Poteva assomigliare a una critica preventiva, ma oggi si può dire che fu vera e semplice preveggenza. Basata sui fatti. Allora come oggi.
Il caso della rimozione del capo dell'Fbi James Comey sta gettando la presidenza dentro un gorgo di sospetti, illazioni, conflitti palesi e non, delegittimazioni come quasi mai si erano viste al 1600 di Pennsylvania Avenue se non - guarda caso - al tempo dello scandalo Watergate.
Che Trump abbia mentivo e ripetutamente, è sotto gli occhi dell'opinione pubblica mondiale: prima ha detto di aver agito su indicazione del procuratore generale, Jeff Sessions (anche lui al centro dell' "interesse" dell'Fbi per aver mentito due volte al Congresso su rapporti con la Russia) e del vice procuratore generale Rod J. Rosenstein, poi ha ammesso che aveva già deciso di cacciare Comey per il caos provocato dall'annuncio di indagini sulle mail di Hillary Clinton proprio mentre questa correva per la presidenza. Infine ha confermato di aver agito da solo e d'impulso. I suoi tweet sono lì a confermarlo.

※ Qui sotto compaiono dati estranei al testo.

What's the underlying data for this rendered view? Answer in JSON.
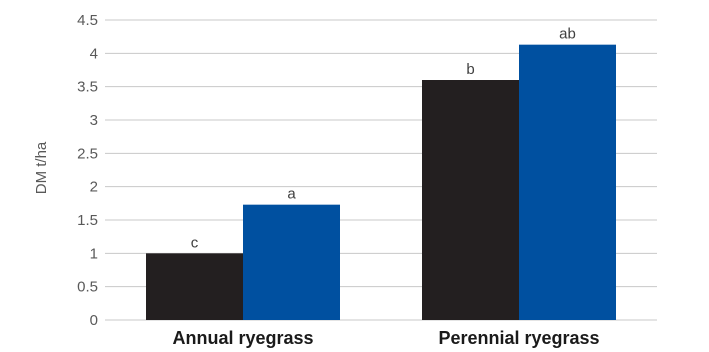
{
  "chart_data": {
    "type": "bar",
    "title": "",
    "xlabel": "",
    "ylabel": "DM t/ha",
    "ylim": [
      0,
      4.5
    ],
    "yticks": [
      "0",
      "0.5",
      "1",
      "1.5",
      "2",
      "2.5",
      "3",
      "3.5",
      "4",
      "4.5"
    ],
    "grid": true,
    "legend": "none",
    "categories": [
      "Annual ryegrass",
      "Perennial ryegrass"
    ],
    "series": [
      {
        "values": [
          1.0,
          3.6
        ],
        "color": "#231f20",
        "labels": [
          "c",
          "b"
        ]
      },
      {
        "values": [
          1.73,
          4.13
        ],
        "color": "#0050a0",
        "labels": [
          "a",
          "ab"
        ]
      }
    ]
  }
}
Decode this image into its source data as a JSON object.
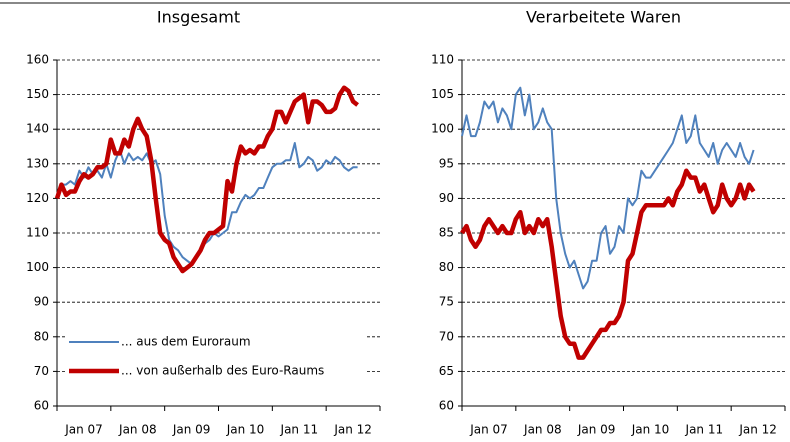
{
  "chart_data": [
    {
      "type": "line",
      "title": "Insgesamt",
      "categories": [
        "Jan 07",
        null,
        null,
        null,
        null,
        null,
        null,
        null,
        null,
        null,
        null,
        null,
        "Jan 08",
        null,
        null,
        null,
        null,
        null,
        null,
        null,
        null,
        null,
        null,
        null,
        "Jan 09",
        null,
        null,
        null,
        null,
        null,
        null,
        null,
        null,
        null,
        null,
        null,
        "Jan 10",
        null,
        null,
        null,
        null,
        null,
        null,
        null,
        null,
        null,
        null,
        null,
        "Jan 11",
        null,
        null,
        null,
        null,
        null,
        null,
        null,
        null,
        null,
        null,
        null,
        "Jan 12",
        null,
        null,
        null,
        null,
        null,
        null,
        null,
        null,
        null,
        null,
        null
      ],
      "series": [
        {
          "name": "... aus dem Euroraum",
          "color": "#4f81bd",
          "width": 2,
          "values": [
            121,
            124,
            124,
            125,
            124,
            128,
            126,
            129,
            127,
            128,
            126,
            130,
            126,
            131,
            134,
            130,
            133,
            131,
            132,
            131,
            133,
            130,
            131,
            127,
            115,
            108,
            106,
            105,
            103,
            102,
            101,
            103,
            105,
            107,
            108,
            110,
            109,
            110,
            111,
            116,
            116,
            119,
            121,
            120,
            121,
            123,
            123,
            126,
            129,
            130,
            130,
            131,
            131,
            136,
            129,
            130,
            132,
            131,
            128,
            129,
            131,
            130,
            132,
            131,
            129,
            128,
            129,
            129,
            null,
            null,
            null,
            null
          ]
        },
        {
          "name": "... von außerhalb des Euro-Raums",
          "color": "#c00000",
          "width": 4.5,
          "values": [
            120,
            124,
            121,
            122,
            122,
            125,
            127,
            126,
            127,
            129,
            129,
            130,
            137,
            133,
            133,
            137,
            135,
            140,
            143,
            140,
            138,
            131,
            120,
            110,
            108,
            107,
            103,
            101,
            99,
            100,
            101,
            103,
            105,
            108,
            110,
            110,
            111,
            112,
            125,
            122,
            130,
            135,
            133,
            134,
            133,
            135,
            135,
            138,
            140,
            145,
            145,
            142,
            145,
            148,
            149,
            150,
            142,
            148,
            148,
            147,
            145,
            145,
            146,
            150,
            152,
            151,
            148,
            147,
            null,
            null,
            null,
            null
          ]
        }
      ],
      "ylim": [
        60,
        160
      ],
      "yticks": [
        60,
        70,
        80,
        90,
        100,
        110,
        120,
        130,
        140,
        150,
        160
      ],
      "grid": true,
      "legend": "lower left"
    },
    {
      "type": "line",
      "title": "Verarbeitete Waren",
      "categories": [
        "Jan 07",
        null,
        null,
        null,
        null,
        null,
        null,
        null,
        null,
        null,
        null,
        null,
        "Jan 08",
        null,
        null,
        null,
        null,
        null,
        null,
        null,
        null,
        null,
        null,
        null,
        "Jan 09",
        null,
        null,
        null,
        null,
        null,
        null,
        null,
        null,
        null,
        null,
        null,
        "Jan 10",
        null,
        null,
        null,
        null,
        null,
        null,
        null,
        null,
        null,
        null,
        null,
        "Jan 11",
        null,
        null,
        null,
        null,
        null,
        null,
        null,
        null,
        null,
        null,
        null,
        "Jan 12",
        null,
        null,
        null,
        null,
        null,
        null,
        null,
        null,
        null,
        null,
        null
      ],
      "series": [
        {
          "color": "#4f81bd",
          "width": 2,
          "values": [
            99,
            102,
            99,
            99,
            101,
            104,
            103,
            104,
            101,
            103,
            102,
            100,
            105,
            106,
            102,
            105,
            100,
            101,
            103,
            101,
            100,
            90,
            85,
            82,
            80,
            81,
            79,
            77,
            78,
            81,
            81,
            85,
            86,
            82,
            83,
            86,
            85,
            90,
            89,
            90,
            94,
            93,
            93,
            94,
            95,
            96,
            97,
            98,
            100,
            102,
            98,
            99,
            102,
            98,
            97,
            96,
            98,
            95,
            97,
            98,
            97,
            96,
            98,
            96,
            95,
            97,
            null,
            null,
            null,
            null,
            null,
            null
          ]
        },
        {
          "color": "#c00000",
          "width": 4.5,
          "values": [
            85,
            86,
            84,
            83,
            84,
            86,
            87,
            86,
            85,
            86,
            85,
            85,
            87,
            88,
            85,
            86,
            85,
            87,
            86,
            87,
            83,
            78,
            73,
            70,
            69,
            69,
            67,
            67,
            68,
            69,
            70,
            71,
            71,
            72,
            72,
            73,
            75,
            81,
            82,
            85,
            88,
            89,
            89,
            89,
            89,
            89,
            90,
            89,
            91,
            92,
            94,
            93,
            93,
            91,
            92,
            90,
            88,
            89,
            92,
            90,
            89,
            90,
            92,
            90,
            92,
            91,
            null,
            null,
            null,
            null,
            null,
            null
          ]
        }
      ],
      "ylim": [
        60,
        110
      ],
      "yticks": [
        60,
        65,
        70,
        75,
        80,
        85,
        90,
        95,
        100,
        105,
        110
      ],
      "grid": true
    }
  ]
}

Il riferimento di non essersi mosso per le indagini sui rapporti tra la Russia e il suo staff durante la campagna elettorale assomigliano molto a un'excusatio non petita, anche perché si sa bene - e molti agenti - sono pronti a ribadirlo che le indagini stanno entrando in un terreno molto proficuo. E molto grave è la circostanza, confermata anche questa da fonti della presidenza, che nel faccia a faccia tra Trump e Comey il presidente abbia chiesto se era indagato ricevendo una risposta negativa (ma Comey poteva mentire proprio per salvare l'indagine e in nome dell'indipendenza dell'Fbi) e poi abbia chiesto "fedeltà" al direttore del Federal Bureau ottenendo come risposta l'assicurazione sull'"onestà", anche questo come garanzia di autonomia.

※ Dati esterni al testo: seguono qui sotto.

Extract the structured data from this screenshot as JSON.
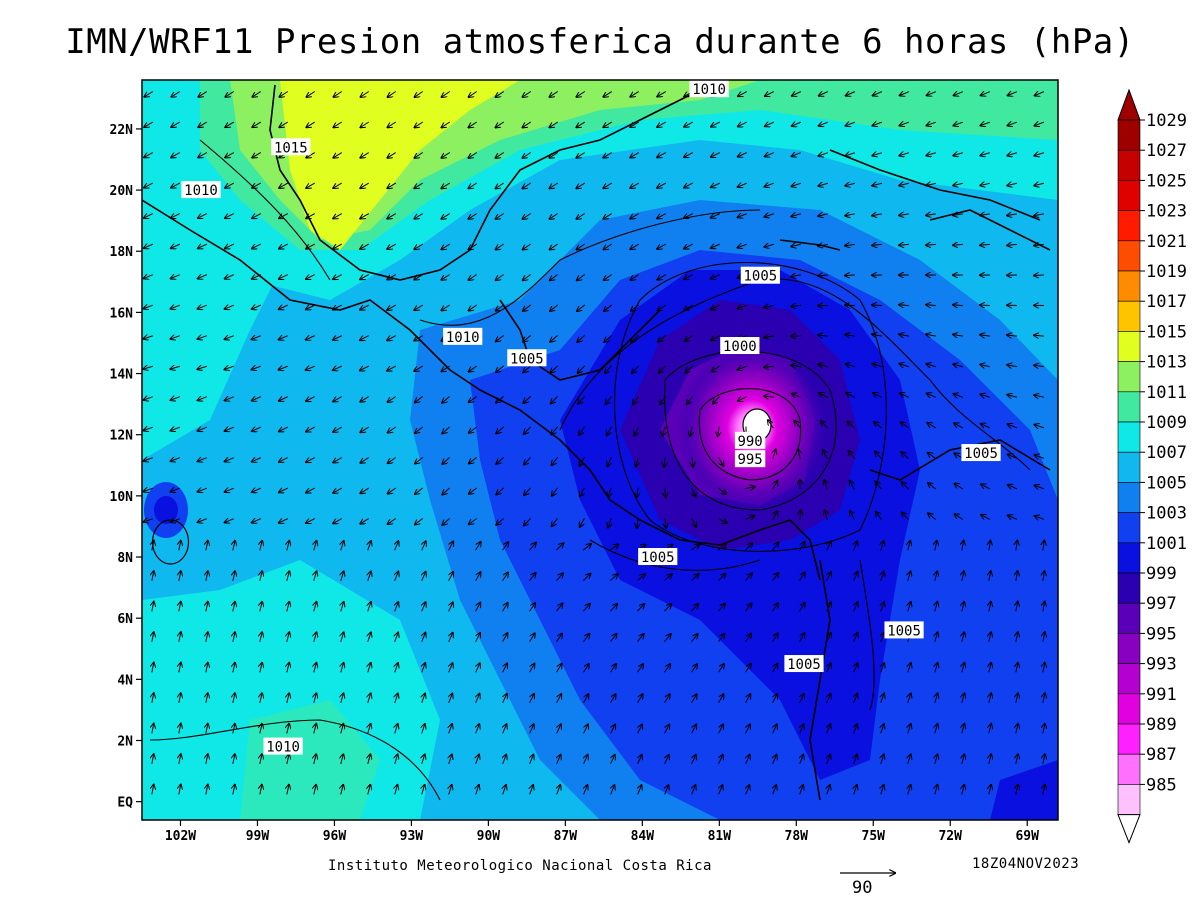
{
  "title": "IMN/WRF11 Presion atmosferica durante 6 horas (hPa)",
  "footer": {
    "institution": "Instituto Meteorologico Nacional Costa Rica",
    "datetime": "18Z04NOV2023",
    "reference_vector_value": "90"
  },
  "axes": {
    "lon_ticks": [
      "102W",
      "99W",
      "96W",
      "93W",
      "90W",
      "87W",
      "84W",
      "81W",
      "78W",
      "75W",
      "72W",
      "69W"
    ],
    "lat_ticks": [
      "22N",
      "20N",
      "18N",
      "16N",
      "14N",
      "12N",
      "10N",
      "8N",
      "6N",
      "4N",
      "2N",
      "EQ"
    ]
  },
  "colorbar": {
    "labels": [
      "1029",
      "1027",
      "1025",
      "1023",
      "1021",
      "1019",
      "1017",
      "1015",
      "1013",
      "1011",
      "1009",
      "1007",
      "1005",
      "1003",
      "1001",
      "999",
      "997",
      "995",
      "993",
      "991",
      "989",
      "987",
      "985"
    ],
    "colors": [
      "#9e0000",
      "#c40000",
      "#e00000",
      "#ff1a00",
      "#ff4d00",
      "#ff8c00",
      "#ffc400",
      "#e0ff20",
      "#8cf060",
      "#40e8a0",
      "#10e8e8",
      "#10b8f0",
      "#1080f0",
      "#1040f0",
      "#0a10e0",
      "#2a00b0",
      "#5a00b8",
      "#8800c0",
      "#b400d0",
      "#e000e0",
      "#ff20ff",
      "#ff70ff",
      "#ffc0ff"
    ]
  },
  "contour_labels": [
    {
      "text": "1010",
      "lon": -81.4,
      "lat": 23.3
    },
    {
      "text": "1015",
      "lon": -97.7,
      "lat": 21.4
    },
    {
      "text": "1010",
      "lon": -101.2,
      "lat": 20.0
    },
    {
      "text": "1005",
      "lon": -79.4,
      "lat": 17.2
    },
    {
      "text": "1010",
      "lon": -91.0,
      "lat": 15.2
    },
    {
      "text": "1005",
      "lon": -88.5,
      "lat": 14.5
    },
    {
      "text": "1000",
      "lon": -80.2,
      "lat": 14.9
    },
    {
      "text": "990",
      "lon": -79.8,
      "lat": 11.8
    },
    {
      "text": "995",
      "lon": -79.8,
      "lat": 11.2
    },
    {
      "text": "1005",
      "lon": -70.8,
      "lat": 11.4
    },
    {
      "text": "1005",
      "lon": -83.4,
      "lat": 8.0
    },
    {
      "text": "1005",
      "lon": -73.8,
      "lat": 5.6
    },
    {
      "text": "1005",
      "lon": -77.7,
      "lat": 4.5
    },
    {
      "text": "1010",
      "lon": -98.0,
      "lat": 1.8
    }
  ],
  "low_center": {
    "lon": -79.6,
    "lat": 12.3
  }
}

A questo punto la frittata è fatta, condita dagli imbarazzi nel comunicare e spiegare la notizia - da comiche i comportamenti del portavoce Sean Spicer - e dalla gestione prossima futura. L'indagine va avanti, come detto, e sembra che sotto i riflettori stia finendo l'ex consigliere per la sicurezza Michael Flynn, dimessosi ma sempre difeso da Trump nonostante al momento di lasciare il presidente avesse in pratica ammesso che il suo uomo gli avesse mentito sulle relazioni con Mosca. AD aggravare il tutto la minaccia di Trump di rendere noti nastri sui colloqui suoi con il capo dell'Fbi, il che dimostra la sua attitudine a registrare di nascosto. Ma quei nastri dovrebbero far tornare alla memoria il precedente di Nixon e la stessa Fbi sembra convinta che la loro diffusione potrebbe nuocere al presidente più che al suo ex capo se non altro per il principio di separazione dei poteri e dell'autonomia che il Bureau ha in materia di indagine giudiziaria. Oltretutto da Democratici e Repubblicani del Congresso si comincia a fare pressione per poter acquisire quelle registrazioni.

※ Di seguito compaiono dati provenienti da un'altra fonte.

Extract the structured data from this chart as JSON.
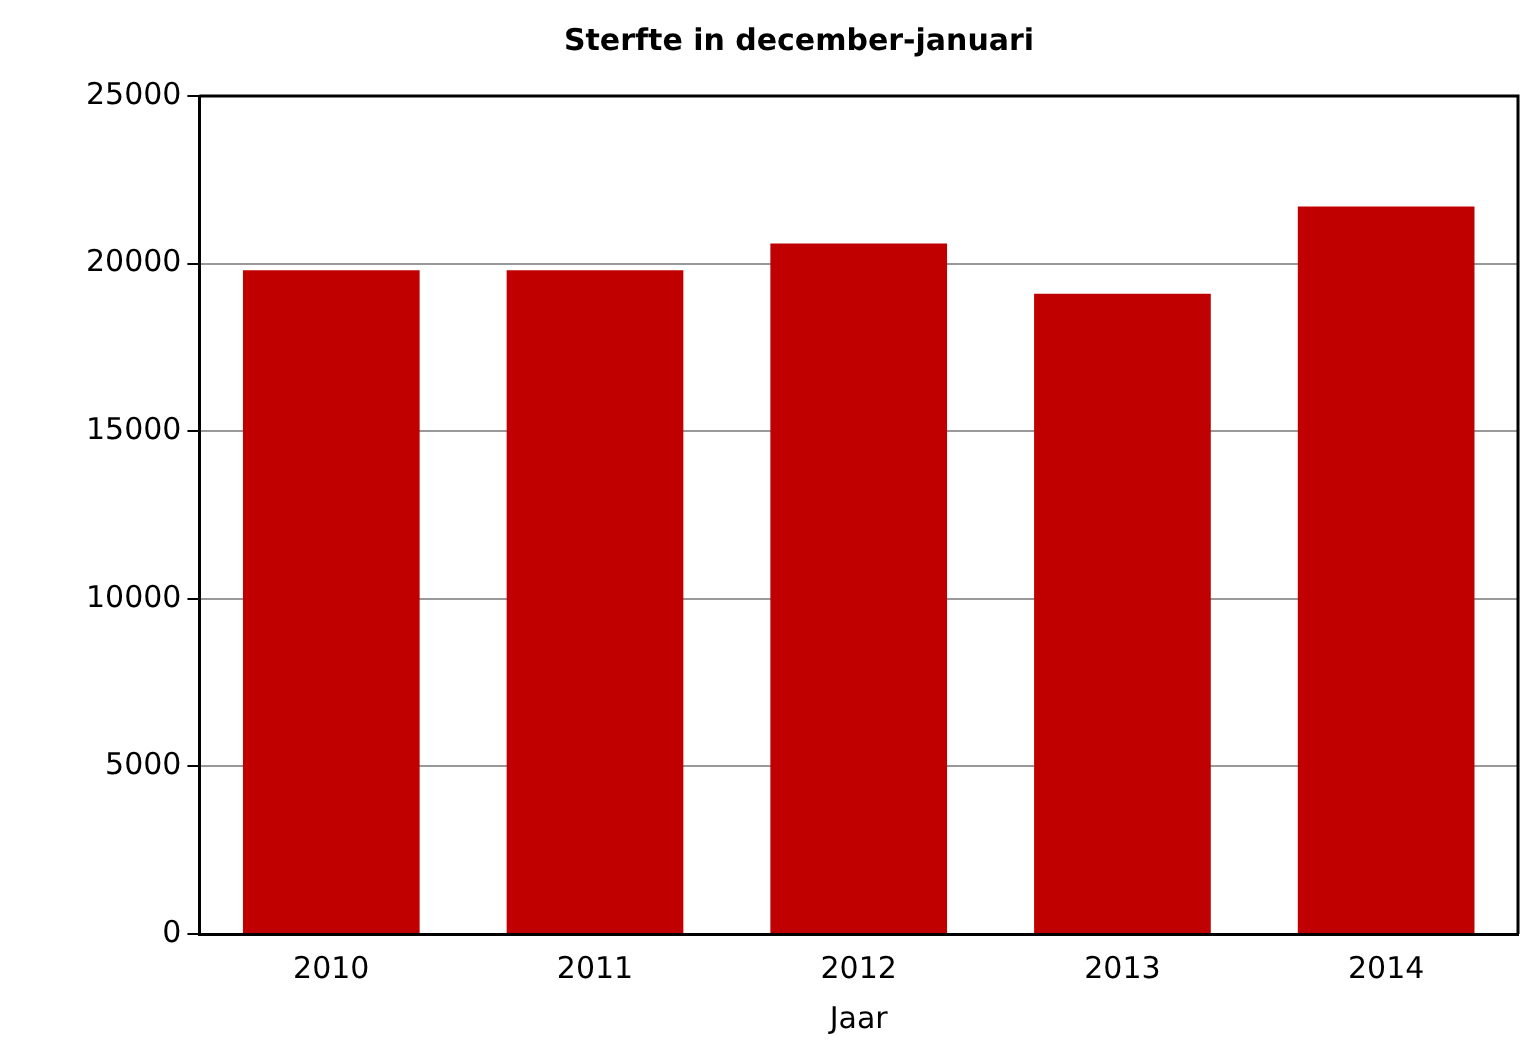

Il guaio per Trump è che ora qualcuno, proprio ripensando al Watergate, comincia a fare riferimento all'impeachment, improbabile e quasi impossibile, vocabolo che però evoca un sentiment che potrebbe farsi strada. Anche se non è mai accaduto che un presidente sia stato messo in stato d'accusa, il precedente di Nixon dimissionario a un passo dall'impeachment provoca più che un fastidio alla Casa Bianca. Anche perché se è nei poteri del presidente di cacciare il capo dell'Fbi (avrebbe potuto farlo all'inizio con la motivazione, accettabile negli Usa, del rapporto di fiducia, ma sarebbe stato singolare poche settimane dopo che lo stesso Trump aveva elogiato l'Fbi e Comey per gli accertamenti sulle mail della Clinton), farlo in queste condizioni di ombre sui rapporti con la Russia non è la mossa migliore per la politica e per l'opinione pubblica: fra l'altro è uscito in questi giorni un sondaggio secondo cui solo il 29% degli americani condivide la cacciata di Comey.. Ma forse neppure per chi indaga in quanto si palesa una possibile "ostruzione alla giustizia", reato molto serio e grave (leggi qui) negli States soprattutto se a compierlo è il "commander in chief ".